Mechanism of aphrodisiac activity of medicinal plants
Increase in serum testosterone level is the chief mechanism of aphrodisiac action shown by a number of medicinal plants. Ethanolic extract of Blepharis edulis roots [31], Camellia sinensis [44], Aqueous extracts of Massularia acuminate roots [93], Ruta chalepensis leaves [119], Tribulus terrestris fruits [143] exhibited aphrodicisc activity by enhancing testosterone level. Aqueous extract of Massularia acuminate roots [93] and Ruta chalepensis leaves [119] also enhanced FSH and LH along with testosterone. 7-methoxyflavone and 5,7-dimethoxyflavone from Kaempferia parviflora showed PDE5 inhibitory activity [85].
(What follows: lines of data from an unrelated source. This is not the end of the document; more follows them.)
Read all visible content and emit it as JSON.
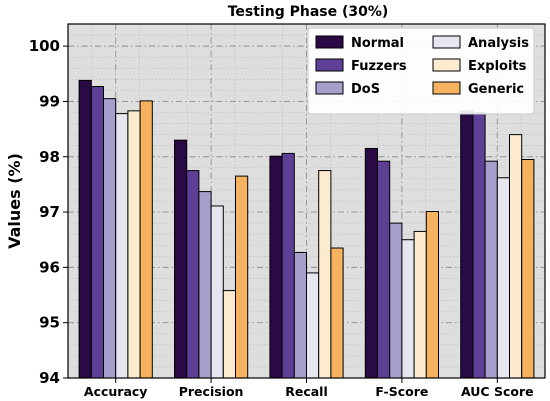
{
  "chart_data": {
    "type": "bar",
    "title": "Testing Phase (30%)",
    "xlabel": "",
    "ylabel": "Values (%)",
    "ylim": [
      94,
      100.4
    ],
    "yticks": [
      "94",
      "95",
      "96",
      "97",
      "98",
      "99",
      "100"
    ],
    "grid": true,
    "legend_position": "top-right",
    "categories": [
      "Accuracy",
      "Precision",
      "Recall",
      "F-Score",
      "AUC Score"
    ],
    "series": [
      {
        "name": "Normal",
        "color": "#2a0a45",
        "values": [
          99.38,
          98.3,
          98.01,
          98.15,
          98.83
        ]
      },
      {
        "name": "Fuzzers",
        "color": "#5e3f96",
        "values": [
          99.27,
          97.75,
          98.06,
          97.92,
          98.8
        ]
      },
      {
        "name": "DoS",
        "color": "#a59fcc",
        "values": [
          99.05,
          97.37,
          96.27,
          96.8,
          97.92
        ]
      },
      {
        "name": "Analysis",
        "color": "#e6e6f0",
        "values": [
          98.78,
          97.11,
          95.9,
          96.5,
          97.62
        ]
      },
      {
        "name": "Exploits",
        "color": "#fdebd0",
        "values": [
          98.83,
          95.58,
          97.75,
          96.65,
          98.4
        ]
      },
      {
        "name": "Generic",
        "color": "#f6b25e",
        "values": [
          99.01,
          97.65,
          96.35,
          97.01,
          97.95
        ]
      }
    ]
  }
}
Panax ginseng showed aphrodiasic activity by nitric oxide linked mechanisms. Reports showed that it enhanced nitric oxide synthesis [107,108] resulting in relaxation of corpus carenosum in penis and increase in penile rigidity and grith.
It is concluded that medicinal plants possess an untapped source of aphrodisiac molecules. The safety and low cost may be added advantage associated with use of herbal aphrodisiacs.
Abbreviations
Mount frequency (MF), Intromission frequency (IF), Mount latency (ML),Intromission latency (IL), Ejaculation latency (EL), Ejaculation frequency (EF), intracavermous pressure (ICP), Post ejaculatory interval (PEI), Mount latencies (ML), Intromission latencies (IL), Ejaculation latencies (EL), The introduction of one organ or part into another (IF), The time interval between the introduction of the female and the first mount by the male (ML), The time interval from the time of introduction of the female to the first intromission by the male (IL), The time interval between the first intromission and ejaculation and ejaculation frequency (EL), Penile erection (PE), Luteinizing hormone (LH) and Follicle stimulating hormone (FSH).